Regarding master nodes,
It's always better and recommended to have HA configured for critical master components like Namenode, Resource managers etc. for production clusters. You can configure more than 2 Namenodes in hadoop 3.0 I believe.
Please refer below jira for more details
https://issues.apache.org/jira/browse/HDFS-6440
.
Please accept this answer if it is helpful. Happy Hadooping!! 🙂
Created 01-27-2017 08:44 PM
-According to public documents, storage requirement depends on workload. If workload needs performance using fast disks(SAS) is feasible, if workload needs storage then SATA disks can be used. But according to many documents, it is said that using small capacities is better, but many documents are 2 years old or old. Today big capacities like 8 TB is possible in a single disk, what do you think using these disks? It seems if this type disk fails, healing time would take longer, so does it effect cluster performance?
Answer:
Yes, you are correct! with larger disks there would be longer healing time in case of disk failures and extra overhead for the NN to re-replicate bunch of blocks. It's always better to have 4*2 disks rather than having 1*8TB disk (for e.g.) in order to reduce the disk I/O, improve write performance, minimize the downtime. I would still stick to larger number of disks with smaller capacity instead of minimum disks with larger capacity.
.
-What are the storage considerations about Apache Spark? It is documented that spark can use disks if tasks doesn't fit to memory and for intermediate outputs between stages. What is the density of this type of operations in a spark task? Do speed and capacity of disks matter?
Answer:
For speed and capacity, you can refer my above answer.
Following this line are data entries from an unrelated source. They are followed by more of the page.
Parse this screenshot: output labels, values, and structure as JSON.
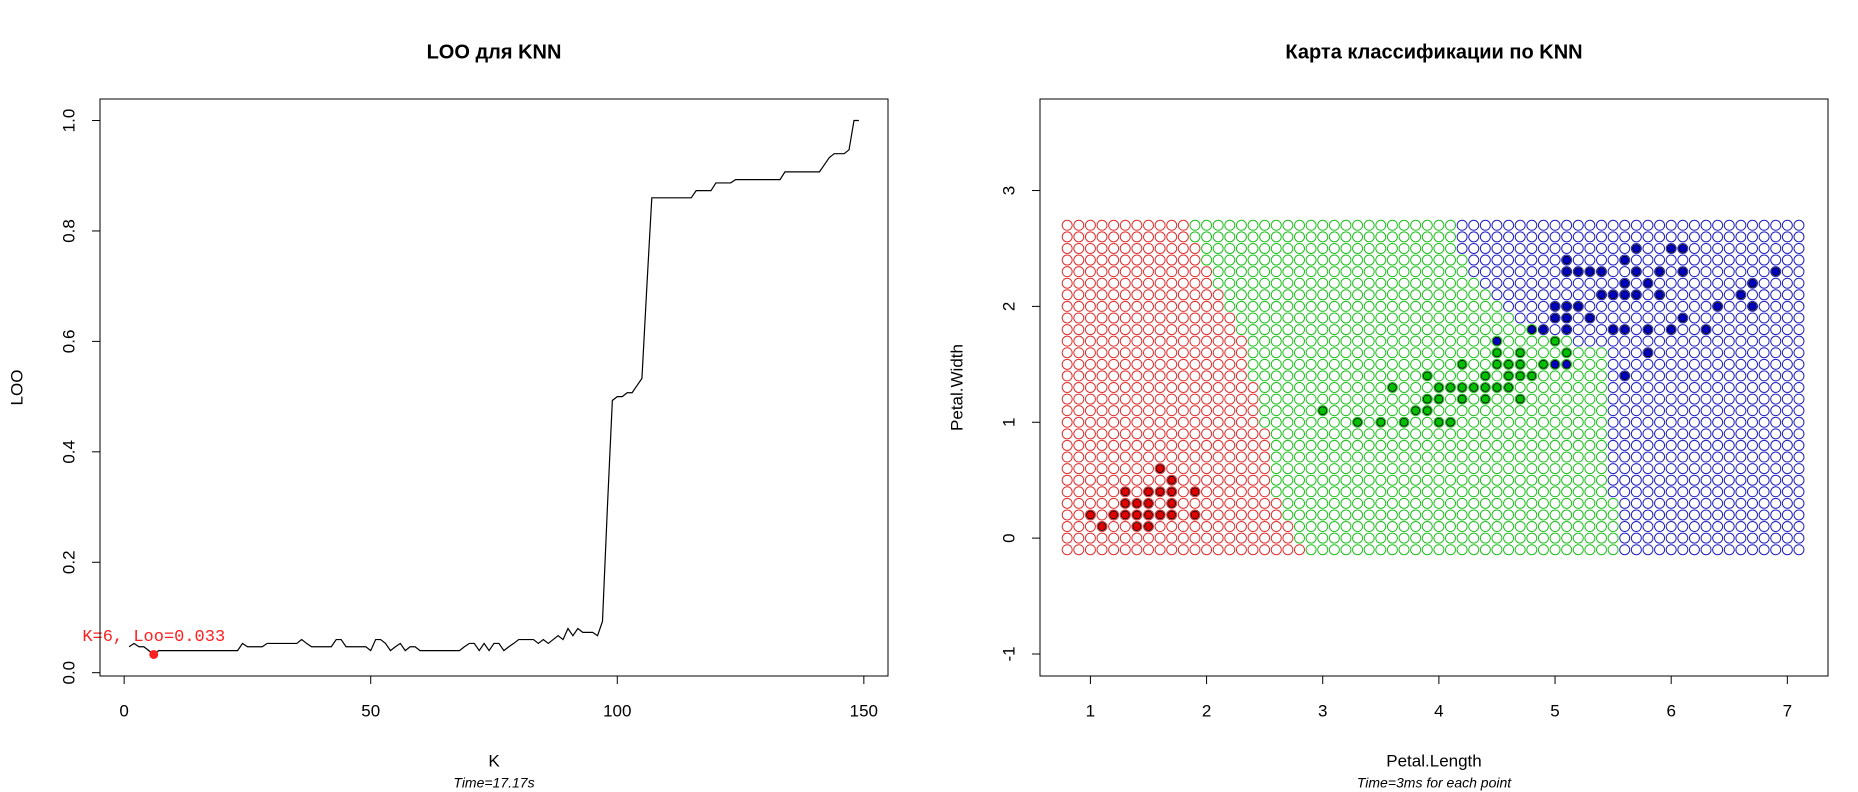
{
  "chart_data": [
    {
      "type": "line",
      "title": "LOO для KNN",
      "xlabel": "K",
      "ylabel": "LOO",
      "subtitle": "Time=17.17s",
      "color": "#000000",
      "x": [
        1,
        2,
        3,
        4,
        5,
        6,
        7,
        8,
        9,
        10,
        11,
        12,
        13,
        14,
        15,
        16,
        17,
        18,
        19,
        20,
        21,
        22,
        23,
        24,
        25,
        26,
        27,
        28,
        29,
        30,
        31,
        32,
        33,
        34,
        35,
        36,
        37,
        38,
        39,
        40,
        41,
        42,
        43,
        44,
        45,
        46,
        47,
        48,
        49,
        50,
        51,
        52,
        53,
        54,
        55,
        56,
        57,
        58,
        59,
        60,
        61,
        62,
        63,
        64,
        65,
        66,
        67,
        68,
        69,
        70,
        71,
        72,
        73,
        74,
        75,
        76,
        77,
        78,
        79,
        80,
        81,
        82,
        83,
        84,
        85,
        86,
        87,
        88,
        89,
        90,
        91,
        92,
        93,
        94,
        95,
        96,
        97,
        98,
        99,
        100,
        101,
        102,
        103,
        104,
        105,
        106,
        107,
        108,
        109,
        110,
        111,
        112,
        113,
        114,
        115,
        116,
        117,
        118,
        119,
        120,
        121,
        122,
        123,
        124,
        125,
        126,
        127,
        128,
        129,
        130,
        131,
        132,
        133,
        134,
        135,
        136,
        137,
        138,
        139,
        140,
        141,
        142,
        143,
        144,
        145,
        146,
        147,
        148,
        149
      ],
      "values": [
        0.047,
        0.053,
        0.047,
        0.047,
        0.04,
        0.033,
        0.04,
        0.04,
        0.04,
        0.04,
        0.04,
        0.04,
        0.04,
        0.04,
        0.04,
        0.04,
        0.04,
        0.04,
        0.04,
        0.04,
        0.04,
        0.04,
        0.04,
        0.053,
        0.047,
        0.047,
        0.047,
        0.047,
        0.053,
        0.053,
        0.053,
        0.053,
        0.053,
        0.053,
        0.053,
        0.06,
        0.053,
        0.047,
        0.047,
        0.047,
        0.047,
        0.047,
        0.06,
        0.06,
        0.047,
        0.047,
        0.047,
        0.047,
        0.047,
        0.04,
        0.06,
        0.06,
        0.053,
        0.04,
        0.047,
        0.053,
        0.04,
        0.047,
        0.047,
        0.04,
        0.04,
        0.04,
        0.04,
        0.04,
        0.04,
        0.04,
        0.04,
        0.04,
        0.047,
        0.053,
        0.053,
        0.04,
        0.053,
        0.04,
        0.053,
        0.053,
        0.04,
        0.047,
        0.053,
        0.06,
        0.06,
        0.06,
        0.06,
        0.053,
        0.06,
        0.053,
        0.06,
        0.067,
        0.06,
        0.08,
        0.067,
        0.08,
        0.073,
        0.073,
        0.073,
        0.067,
        0.093,
        0.3,
        0.493,
        0.5,
        0.5,
        0.507,
        0.507,
        0.52,
        0.533,
        0.7,
        0.86,
        0.86,
        0.86,
        0.86,
        0.86,
        0.86,
        0.86,
        0.86,
        0.86,
        0.873,
        0.873,
        0.873,
        0.873,
        0.887,
        0.887,
        0.887,
        0.887,
        0.893,
        0.893,
        0.893,
        0.893,
        0.893,
        0.893,
        0.893,
        0.893,
        0.893,
        0.893,
        0.907,
        0.907,
        0.907,
        0.907,
        0.907,
        0.907,
        0.907,
        0.907,
        0.92,
        0.933,
        0.94,
        0.94,
        0.94,
        0.947,
        1.0,
        1.0
      ],
      "xlim": [
        -4.9,
        154.9
      ],
      "ylim": [
        -0.006,
        1.039
      ],
      "xticks": [
        0,
        50,
        100,
        150
      ],
      "yticks": [
        {
          "value": 0,
          "label": "0.0"
        },
        0.2,
        0.4,
        0.6,
        0.8,
        {
          "value": 1,
          "label": "1.0"
        }
      ],
      "highlight": {
        "x": 6,
        "y": 0.033,
        "label": "K=6, Loo=0.033",
        "color": "#ff2020"
      }
    },
    {
      "type": "classification_map",
      "title": "Карта классификации по KNN",
      "xlabel": "Petal.Length",
      "ylabel": "Petal.Width",
      "subtitle": "Time=3ms for each point",
      "xlim": [
        0.566,
        7.35
      ],
      "ylim": [
        -1.19,
        3.79
      ],
      "xticks": [
        1,
        2,
        3,
        4,
        5,
        6,
        7
      ],
      "yticks": [
        -1,
        0,
        1,
        2,
        3
      ],
      "grid_x": [
        0.8,
        0.9,
        1.0,
        1.1,
        1.2,
        1.3,
        1.4,
        1.5,
        1.6,
        1.7,
        1.8,
        1.9,
        2.0,
        2.1,
        2.2,
        2.3,
        2.4,
        2.5,
        2.6,
        2.7,
        2.8,
        2.9,
        3.0,
        3.1,
        3.2,
        3.3,
        3.4,
        3.5,
        3.6,
        3.7,
        3.8,
        3.9,
        4.0,
        4.1,
        4.2,
        4.3,
        4.4,
        4.5,
        4.6,
        4.7,
        4.8,
        4.9,
        5.0,
        5.1,
        5.2,
        5.3,
        5.4,
        5.5,
        5.6,
        5.7,
        5.8,
        5.9,
        6.0,
        6.1,
        6.2,
        6.3,
        6.4,
        6.5,
        6.6,
        6.7,
        6.8,
        6.9,
        7.0,
        7.1
      ],
      "grid_y": [
        -0.1,
        0.0,
        0.1,
        0.2,
        0.3,
        0.4,
        0.5,
        0.6,
        0.7,
        0.8,
        0.9,
        1.0,
        1.1,
        1.2,
        1.3,
        1.4,
        1.5,
        1.6,
        1.7,
        1.8,
        1.9,
        2.0,
        2.1,
        2.2,
        2.3,
        2.4,
        2.5,
        2.6,
        2.7
      ],
      "boundary_1": [
        2.8,
        2.7,
        2.7,
        2.6,
        2.6,
        2.5,
        2.5,
        2.5,
        2.5,
        2.5,
        2.5,
        2.4,
        2.4,
        2.4,
        2.4,
        2.3,
        2.3,
        2.3,
        2.3,
        2.2,
        2.2,
        2.1,
        2.1,
        2.0,
        2.0,
        1.9,
        1.9,
        1.8,
        1.8
      ],
      "boundary_2": [
        5.5,
        5.5,
        5.5,
        5.5,
        5.5,
        5.4,
        5.4,
        5.4,
        5.4,
        5.4,
        5.4,
        5.4,
        5.4,
        5.4,
        5.4,
        5.4,
        5.4,
        5.4,
        5.1,
        4.8,
        4.6,
        4.5,
        4.4,
        4.3,
        4.2,
        4.2,
        4.1,
        4.1,
        4.1
      ],
      "region_colors": [
        "#e03030",
        "#20c020",
        "#2020c0"
      ],
      "series": [
        {
          "color": "#e00000",
          "x": [
            1.0,
            1.1,
            1.2,
            1.3,
            1.3,
            1.3,
            1.4,
            1.4,
            1.4,
            1.5,
            1.5,
            1.5,
            1.5,
            1.6,
            1.6,
            1.6,
            1.7,
            1.7,
            1.7,
            1.7,
            1.9,
            1.9
          ],
          "y": [
            0.2,
            0.1,
            0.2,
            0.2,
            0.3,
            0.4,
            0.1,
            0.2,
            0.3,
            0.1,
            0.2,
            0.3,
            0.4,
            0.2,
            0.4,
            0.6,
            0.2,
            0.3,
            0.4,
            0.5,
            0.2,
            0.4
          ]
        },
        {
          "color": "#00c000",
          "x": [
            3.0,
            3.3,
            3.5,
            3.6,
            3.7,
            3.8,
            3.9,
            3.9,
            3.9,
            4.0,
            4.0,
            4.0,
            4.1,
            4.1,
            4.2,
            4.2,
            4.2,
            4.3,
            4.4,
            4.4,
            4.4,
            4.5,
            4.5,
            4.5,
            4.6,
            4.6,
            4.6,
            4.7,
            4.7,
            4.7,
            4.7,
            4.8,
            4.8,
            4.9,
            5.0,
            5.1
          ],
          "y": [
            1.1,
            1.0,
            1.0,
            1.3,
            1.0,
            1.1,
            1.1,
            1.2,
            1.4,
            1.0,
            1.2,
            1.3,
            1.0,
            1.3,
            1.2,
            1.3,
            1.5,
            1.3,
            1.2,
            1.3,
            1.4,
            1.3,
            1.5,
            1.6,
            1.3,
            1.4,
            1.5,
            1.2,
            1.4,
            1.5,
            1.6,
            1.4,
            1.8,
            1.5,
            1.7,
            1.6
          ]
        },
        {
          "color": "#0000c0",
          "x": [
            4.5,
            4.8,
            4.9,
            5.0,
            5.0,
            5.0,
            5.1,
            5.1,
            5.1,
            5.1,
            5.1,
            5.1,
            5.2,
            5.2,
            5.3,
            5.3,
            5.4,
            5.4,
            5.5,
            5.5,
            5.6,
            5.6,
            5.6,
            5.6,
            5.6,
            5.7,
            5.7,
            5.7,
            5.8,
            5.8,
            5.8,
            5.9,
            5.9,
            6.0,
            6.0,
            6.1,
            6.1,
            6.1,
            6.3,
            6.4,
            6.6,
            6.7,
            6.7,
            6.9
          ],
          "y": [
            1.7,
            1.8,
            1.8,
            1.5,
            1.9,
            2.0,
            1.5,
            1.8,
            1.9,
            2.0,
            2.3,
            2.4,
            2.0,
            2.3,
            1.9,
            2.3,
            2.1,
            2.3,
            1.8,
            2.1,
            1.4,
            1.8,
            2.1,
            2.2,
            2.4,
            2.1,
            2.3,
            2.5,
            1.6,
            1.8,
            2.2,
            2.1,
            2.3,
            1.8,
            2.5,
            1.9,
            2.3,
            2.5,
            1.8,
            2.0,
            2.1,
            2.0,
            2.2,
            2.3
          ]
        }
      ]
    }
  ]
}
You can refer 'Local disk' section of below documentation
http://spark.apache.org/docs/latest/hardware-provisioning.html
.
-Another issue about Spark, according to my readings more than 200 GB memory Java VM may not behave well so serialization recommended. Does it mean spark is CPU intensive also? Roughly, without JVM issue, can we say spark is cpu intensive?
Answer:
Yes it can be bottlenecked by any resources such as CPU, network bandwidth or memory itself.
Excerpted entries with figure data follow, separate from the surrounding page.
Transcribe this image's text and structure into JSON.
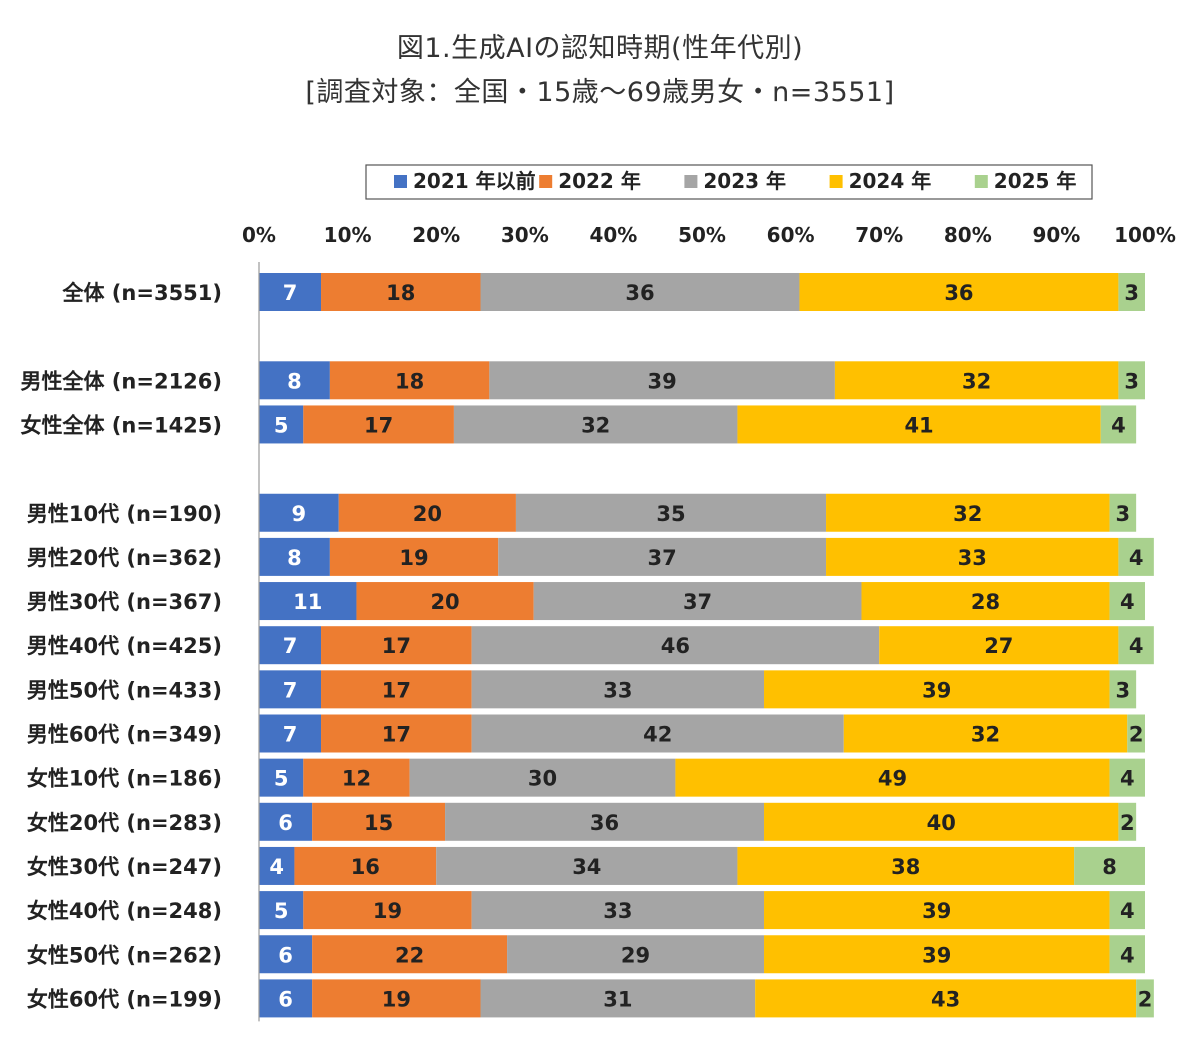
{
  "title_line1": "図1.生成AIの認知時期(性年代別)",
  "title_line2": "[調査対象：全国・15歳～69歳男女・n=3551]",
  "chart_data": {
    "type": "bar",
    "orientation": "horizontal",
    "stacked": true,
    "percent_stacked": true,
    "xlim": [
      0,
      100
    ],
    "x_ticks": [
      "0%",
      "10%",
      "20%",
      "30%",
      "40%",
      "50%",
      "60%",
      "70%",
      "80%",
      "90%",
      "100%"
    ],
    "legend_position": "top",
    "grid": false,
    "series": [
      {
        "name": "2021 年以前",
        "color": "#4472C4",
        "label_color": "#ffffff"
      },
      {
        "name": "2022 年",
        "color": "#ED7D31",
        "label_color": "#222222"
      },
      {
        "name": "2023 年",
        "color": "#A5A5A5",
        "label_color": "#222222"
      },
      {
        "name": "2024 年",
        "color": "#FFC000",
        "label_color": "#222222"
      },
      {
        "name": "2025 年",
        "color": "#A9D18E",
        "label_color": "#222222"
      }
    ],
    "groups": [
      {
        "rows": [
          {
            "label": "全体 (n=3551)",
            "values": [
              7,
              18,
              36,
              36,
              3
            ]
          }
        ]
      },
      {
        "rows": [
          {
            "label": "男性全体 (n=2126)",
            "values": [
              8,
              18,
              39,
              32,
              3
            ]
          },
          {
            "label": "女性全体 (n=1425)",
            "values": [
              5,
              17,
              32,
              41,
              4
            ]
          }
        ]
      },
      {
        "rows": [
          {
            "label": "男性10代 (n=190)",
            "values": [
              9,
              20,
              35,
              32,
              3
            ]
          },
          {
            "label": "男性20代 (n=362)",
            "values": [
              8,
              19,
              37,
              33,
              4
            ]
          },
          {
            "label": "男性30代 (n=367)",
            "values": [
              11,
              20,
              37,
              28,
              4
            ]
          },
          {
            "label": "男性40代 (n=425)",
            "values": [
              7,
              17,
              46,
              27,
              4
            ]
          },
          {
            "label": "男性50代 (n=433)",
            "values": [
              7,
              17,
              33,
              39,
              3
            ]
          },
          {
            "label": "男性60代 (n=349)",
            "values": [
              7,
              17,
              42,
              32,
              2
            ]
          },
          {
            "label": "女性10代 (n=186)",
            "values": [
              5,
              12,
              30,
              49,
              4
            ]
          },
          {
            "label": "女性20代 (n=283)",
            "values": [
              6,
              15,
              36,
              40,
              2
            ]
          },
          {
            "label": "女性30代 (n=247)",
            "values": [
              4,
              16,
              34,
              38,
              8
            ]
          },
          {
            "label": "女性40代 (n=248)",
            "values": [
              5,
              19,
              33,
              39,
              4
            ]
          },
          {
            "label": "女性50代 (n=262)",
            "values": [
              6,
              22,
              29,
              39,
              4
            ]
          },
          {
            "label": "女性60代 (n=199)",
            "values": [
              6,
              19,
              31,
              43,
              2
            ]
          }
        ]
      }
    ]
  }
}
Please refer below documentation for more details
https://spark.apache.org/docs/latest/tuning.html
.
-Are there any calculation for name node storage requirement? For example how much meta data area is required for 100 TB hadoop data?
Answer:
Please see below doc
.
-According to hadoop documents, storage tiering is possible. Have you ever tried that? Does it provide using heterogeneous disk types at different racks or in a same rack for different data types?
Answer:
HDFS supports tiered storage since Hadoop 2.3. Please have a look at below blog on how eBay has managed tiered storage on their Hadoop cluster.
http://www.ebaytechblog.com/2015/01/12/hdfs-storage-efficiency-using-tiered-storage/
.
-My last question about edge node and master nodes. As far as I know edge node is a gateway between hadoop cluster and outer network. So if I use an edge node, slave or master nodes wouldn't need to connect to outer network(except administration works), data transfer can be done over edge node. Is it true? Also are there any consideration about number of master nodes? How can I decide it should be more than 2?
Answer:
Yes, your understanding is correct. You can access HDFS data from edge node, client applications can be run from edge node.
Regarding master nodes,
It's always better and recommended to have HA configured for critical master components like Namenode, Resource managers etc. for production clusters. You can configure more than 2 Namenodes in hadoop 3.0 I believe.
Please refer below jira for more details
https://issues.apache.org/jira/browse/HDFS-6440
.
Please accept this answer if it is helpful. Happy Hadooping!! 🙂
Created 01-30-2017 05:58 AM
Hello,
thanks for answers. Can you clarify these answers;
-I couldn't get meta data calculation on namenode. The document is about calculating java heap size. Roughly I need storage requirement of name nodes.
-Can we say "more serialization means more cpu" in Spark?